DRAADSPANNING AANPASSEN
Nadat u een proeflapje hebt genaaid en de naairesultaten hebt gecontroleerd, past u zo nodig de draadspanningen
aan. Na het aanpassen van de draadspanningen moet u opnieuw een proeflapje naaien om de naairesultaten te
controleren.
Bovendraadspanning aanpassen
We adviseren een bovendraadspanning die hoger is
dan de standaardinstelling.
Uitvoerige aanwijzingen vindt u in de
bedieningshandleiding van de machine.
Onderdraadspanning aanpassen
Als u niet de gewenste resultaten behaalt nadat u de
bovendraadspanning hebt aangepast, kunt u de
onderdraadspanning aanpassen. U kunt de
onderdraadspanning aanpassen door te draaien aan de
sleufschroef (–) op het spoelhuis (grijs) voor het werken
met de spoel.
a
Draai niet aan de kruiskopschroef (+).
b
Aanpassen met een kleine schroevendraaier.
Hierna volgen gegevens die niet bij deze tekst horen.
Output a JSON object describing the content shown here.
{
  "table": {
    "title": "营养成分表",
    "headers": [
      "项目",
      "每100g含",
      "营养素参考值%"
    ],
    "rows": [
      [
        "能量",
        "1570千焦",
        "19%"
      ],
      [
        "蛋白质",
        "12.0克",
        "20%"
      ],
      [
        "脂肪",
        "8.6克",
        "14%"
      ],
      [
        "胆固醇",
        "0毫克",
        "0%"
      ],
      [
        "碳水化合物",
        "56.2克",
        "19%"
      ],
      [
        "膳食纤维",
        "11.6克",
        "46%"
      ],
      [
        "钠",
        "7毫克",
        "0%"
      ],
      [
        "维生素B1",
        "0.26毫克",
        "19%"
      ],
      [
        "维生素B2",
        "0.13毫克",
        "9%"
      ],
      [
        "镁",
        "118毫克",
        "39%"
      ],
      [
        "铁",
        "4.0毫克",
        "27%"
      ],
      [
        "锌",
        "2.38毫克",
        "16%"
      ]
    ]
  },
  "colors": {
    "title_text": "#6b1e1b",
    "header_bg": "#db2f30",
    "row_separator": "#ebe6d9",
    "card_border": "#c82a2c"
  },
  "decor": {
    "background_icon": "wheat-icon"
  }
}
Als u de onderdraadspanning wilt verhogen, draait u de
sleufschroef (–) 30° tot 45° met de klok mee.
Als u de onderdraadspanning wilt verlagen, draait u de
sleufschroef (–) 30° tot 45° tegen de klok in.
Opmerking
• Wanneer u aan de schroef op het spoelhuis (grijs)
draait, kan de veerplaat omhoogkomen, zoals
hieronder weergegeven.
Als dit gebeurt, duwt u de veerplaat zachtjes naar
beneden met een schroevendraaier, zodat de plaat
lager is dan de bovenkant van het spoelhuis (grijs).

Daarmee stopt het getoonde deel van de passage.